Se detiene a mitad de cuadra, mira su reloj pulsera y saca un cigarrillo del paquete; una vez encendido y aspirada la primera bocanada de humo, procede a escudriñar el lugar de derecha a izquierda. Repite cada quince segundos y solo mueve su cuello. Derecha, izquierda; derecha, izquierda; derecha, izquierda.
Termina el cigarrillo, lo tira, lo apaga y continúa.

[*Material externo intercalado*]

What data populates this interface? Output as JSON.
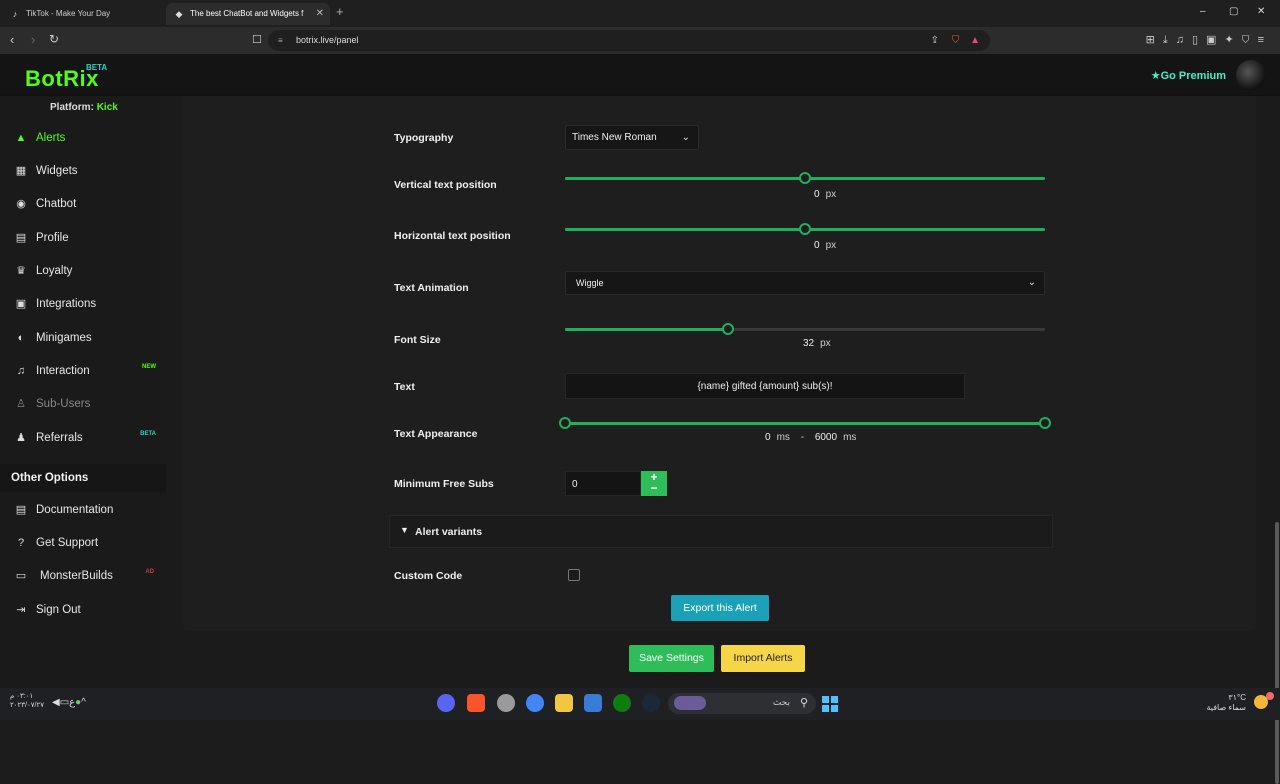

El Sr. Smith hace su aparición por la otra esquina: maletín en mano, ambo de color gris y sombrero haciendo juego. Circula con paso lento, paso cansino; podría decirse, incluso, apesadumbrado. Éste no es su día; distintas preocupaciones ocupan su mente, varios conflictos sin resolver. Sabe que está llegando tarde, pero eso no le preocupa; una persona tan importante como él debe ser esperado.
Hay otra cosa, es más profunda de lo que puede notarse a simple vista: El Sr. Smith esconde algo bastante oscuro, y en realidad eso ocupa ahora sus pensamientos. Tan distraído, que apenas nota a la señora gorda que está frente a él y la impacta de lleno.
Pedidos de disculpa van, palabras clementes vuelven y la señora se aleja. El hombre bate con sus manos cualquier rastro de polvo y junta los papeles que cayeron del maletín. Mientras, se maldice varias veces. Le cuesta agacharse, varios dolores lo aquejan.
Terminado el pequeño asunto, se dispone a continuar viaje hacia la empresa. El acontecimiento pasado lo distrajo unos segundos pero vuelve a hundirse en pensamientos depresivos.
El hombre del sobretodo negro está cerca de la esquina. Oculta una mano en el abrigo y con la otra detiene al hombre de traje gris, quién lo mira sin comprender. Saca una nueve milímetros con silenciador y mientras dispara a quemarropa dice: Don Arduino le manda saludos.
El Sr. Smith cae, el hombre de negro alcanza la esquina y dobla.
Una muestra más de lo que puede pasar: Uno ya no existe, el otro todavía no terminó su día de trabajo.